Il 23 marzo ricorre il centesimo anniversario della nascita di Vasilij Zaitsev, il più famoso cecchino della Grande Guerra Patriottica. Il suo leggendario fucile è conservato nel Museo della Difesa di Volgograd e lo stesso Zaitsev è sepolto sul Mamaev Kurgan, nella città dove è sorta la sua stella luminosa e così insolita.

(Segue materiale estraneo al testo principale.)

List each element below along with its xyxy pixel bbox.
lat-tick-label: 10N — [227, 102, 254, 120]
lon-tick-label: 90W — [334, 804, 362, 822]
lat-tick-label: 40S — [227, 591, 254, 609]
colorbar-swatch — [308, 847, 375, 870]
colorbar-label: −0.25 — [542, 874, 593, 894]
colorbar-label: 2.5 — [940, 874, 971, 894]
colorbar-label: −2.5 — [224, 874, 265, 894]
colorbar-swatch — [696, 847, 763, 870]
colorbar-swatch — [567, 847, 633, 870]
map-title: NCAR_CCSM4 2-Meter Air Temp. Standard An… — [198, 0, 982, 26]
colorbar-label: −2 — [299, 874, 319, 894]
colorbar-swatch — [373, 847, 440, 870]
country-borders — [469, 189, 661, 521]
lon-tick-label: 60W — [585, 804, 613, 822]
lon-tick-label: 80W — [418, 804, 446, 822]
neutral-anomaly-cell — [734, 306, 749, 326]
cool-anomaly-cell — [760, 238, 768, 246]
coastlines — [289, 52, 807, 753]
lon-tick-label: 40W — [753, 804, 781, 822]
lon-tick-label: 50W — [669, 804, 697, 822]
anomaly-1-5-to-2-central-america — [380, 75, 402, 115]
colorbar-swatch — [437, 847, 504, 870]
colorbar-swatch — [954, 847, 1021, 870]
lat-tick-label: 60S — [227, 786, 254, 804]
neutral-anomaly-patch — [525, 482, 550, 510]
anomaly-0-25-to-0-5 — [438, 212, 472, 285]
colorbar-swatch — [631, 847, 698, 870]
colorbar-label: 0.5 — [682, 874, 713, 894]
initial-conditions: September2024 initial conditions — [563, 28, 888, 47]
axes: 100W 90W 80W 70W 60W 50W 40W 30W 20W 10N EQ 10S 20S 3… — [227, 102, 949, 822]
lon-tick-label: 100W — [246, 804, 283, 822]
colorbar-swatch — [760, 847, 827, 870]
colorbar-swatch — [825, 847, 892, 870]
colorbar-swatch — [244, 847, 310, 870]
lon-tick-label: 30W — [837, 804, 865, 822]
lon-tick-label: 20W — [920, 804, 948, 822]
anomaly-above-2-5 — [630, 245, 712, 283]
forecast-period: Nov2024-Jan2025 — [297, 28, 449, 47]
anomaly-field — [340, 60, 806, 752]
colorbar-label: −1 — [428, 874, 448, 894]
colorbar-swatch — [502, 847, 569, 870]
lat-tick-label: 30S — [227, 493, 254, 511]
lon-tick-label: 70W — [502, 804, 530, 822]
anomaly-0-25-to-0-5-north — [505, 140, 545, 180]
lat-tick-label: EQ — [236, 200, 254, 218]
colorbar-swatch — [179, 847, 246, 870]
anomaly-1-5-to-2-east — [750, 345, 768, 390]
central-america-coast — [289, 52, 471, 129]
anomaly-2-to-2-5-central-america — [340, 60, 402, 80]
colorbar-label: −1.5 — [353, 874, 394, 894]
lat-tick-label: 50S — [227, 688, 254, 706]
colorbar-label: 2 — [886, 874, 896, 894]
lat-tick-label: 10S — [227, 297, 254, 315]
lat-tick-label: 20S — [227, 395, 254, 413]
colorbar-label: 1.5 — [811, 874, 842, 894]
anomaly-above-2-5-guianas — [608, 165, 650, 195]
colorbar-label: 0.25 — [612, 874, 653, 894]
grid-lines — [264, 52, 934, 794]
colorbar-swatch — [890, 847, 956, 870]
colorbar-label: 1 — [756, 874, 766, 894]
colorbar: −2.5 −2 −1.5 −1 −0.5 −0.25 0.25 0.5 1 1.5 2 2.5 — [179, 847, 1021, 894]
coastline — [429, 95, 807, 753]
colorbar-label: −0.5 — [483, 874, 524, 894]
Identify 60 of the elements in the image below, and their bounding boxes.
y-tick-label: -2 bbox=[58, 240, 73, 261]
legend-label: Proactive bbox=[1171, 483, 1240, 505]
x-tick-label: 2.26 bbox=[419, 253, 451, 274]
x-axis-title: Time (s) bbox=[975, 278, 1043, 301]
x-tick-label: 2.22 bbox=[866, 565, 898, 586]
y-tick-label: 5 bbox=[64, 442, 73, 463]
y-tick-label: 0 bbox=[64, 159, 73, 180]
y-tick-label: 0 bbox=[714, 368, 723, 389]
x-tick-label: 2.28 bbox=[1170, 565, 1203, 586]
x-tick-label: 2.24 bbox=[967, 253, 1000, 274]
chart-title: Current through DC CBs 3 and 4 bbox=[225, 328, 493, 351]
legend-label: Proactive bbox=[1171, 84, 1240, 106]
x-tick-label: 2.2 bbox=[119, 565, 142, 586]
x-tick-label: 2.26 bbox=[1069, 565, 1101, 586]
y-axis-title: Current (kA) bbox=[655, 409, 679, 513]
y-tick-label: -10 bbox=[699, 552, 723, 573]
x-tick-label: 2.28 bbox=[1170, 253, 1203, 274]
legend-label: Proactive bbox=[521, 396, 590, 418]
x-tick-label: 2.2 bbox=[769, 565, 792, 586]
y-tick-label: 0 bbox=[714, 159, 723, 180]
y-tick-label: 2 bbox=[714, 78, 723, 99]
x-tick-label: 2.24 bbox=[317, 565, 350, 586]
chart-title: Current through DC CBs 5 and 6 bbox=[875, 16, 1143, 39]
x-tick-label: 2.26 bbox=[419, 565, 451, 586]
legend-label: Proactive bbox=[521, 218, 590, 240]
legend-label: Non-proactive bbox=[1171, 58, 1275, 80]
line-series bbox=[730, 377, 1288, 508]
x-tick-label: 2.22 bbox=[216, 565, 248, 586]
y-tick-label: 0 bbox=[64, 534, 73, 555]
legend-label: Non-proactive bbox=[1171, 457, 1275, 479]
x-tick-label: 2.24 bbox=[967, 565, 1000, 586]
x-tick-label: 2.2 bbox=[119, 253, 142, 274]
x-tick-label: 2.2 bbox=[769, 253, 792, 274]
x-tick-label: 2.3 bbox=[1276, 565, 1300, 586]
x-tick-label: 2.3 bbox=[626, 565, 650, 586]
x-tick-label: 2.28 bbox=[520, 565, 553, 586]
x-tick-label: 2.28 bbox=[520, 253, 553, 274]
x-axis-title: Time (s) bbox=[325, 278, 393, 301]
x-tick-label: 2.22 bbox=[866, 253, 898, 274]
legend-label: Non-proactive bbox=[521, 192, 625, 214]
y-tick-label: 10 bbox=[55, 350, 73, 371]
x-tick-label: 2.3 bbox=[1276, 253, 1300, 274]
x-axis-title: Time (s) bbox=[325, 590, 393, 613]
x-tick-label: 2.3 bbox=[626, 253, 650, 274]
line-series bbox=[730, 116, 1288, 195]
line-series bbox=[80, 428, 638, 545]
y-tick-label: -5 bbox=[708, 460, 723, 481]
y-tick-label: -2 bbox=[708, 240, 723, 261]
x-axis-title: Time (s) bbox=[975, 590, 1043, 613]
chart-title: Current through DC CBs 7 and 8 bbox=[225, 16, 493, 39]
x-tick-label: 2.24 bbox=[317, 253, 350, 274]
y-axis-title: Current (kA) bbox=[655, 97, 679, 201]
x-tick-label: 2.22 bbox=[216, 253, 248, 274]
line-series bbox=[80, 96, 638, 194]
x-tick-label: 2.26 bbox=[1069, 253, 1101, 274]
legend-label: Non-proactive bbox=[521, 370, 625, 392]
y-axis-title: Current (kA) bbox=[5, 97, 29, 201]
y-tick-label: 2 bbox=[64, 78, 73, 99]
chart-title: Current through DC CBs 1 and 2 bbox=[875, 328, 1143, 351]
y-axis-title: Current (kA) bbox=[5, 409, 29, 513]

È risaputo che Zaitsev non è stato il tiratore di maggior successo, se si conta il numero di morti del nemico come successo. Non era nemmeno nella top ten dei cecchini sovietici più precisi. Secondo le cronache della Seconda Guerra Mondiale, questa lista è guidata da Mikhail Surkov, che sparò a 702 nazisti. Zaitsev è stato superato anche da uno dei suoi allievi, Viktor Medvedev. Ma nonostante la condizionalità del conteggio (la guerra non è un tiro a segno, dove è conveniente contare i bersagli colpiti, e le imprese personali dei tiratori sono strettamente legate all’efficacia dei loro gruppi di cecchini), Zaitsev è diventato meritatamente famoso in tutto il mondo. Nessuno ha fatto quello che ha fatto lui, e quando lo ha fatto. Nel momento più importante e cruciale della guerra — durante la battaglia di Stalingrado — Zaitsev uccise 225 nazisti in 38 giorni. Undici di loro, come lui, erano cecchini.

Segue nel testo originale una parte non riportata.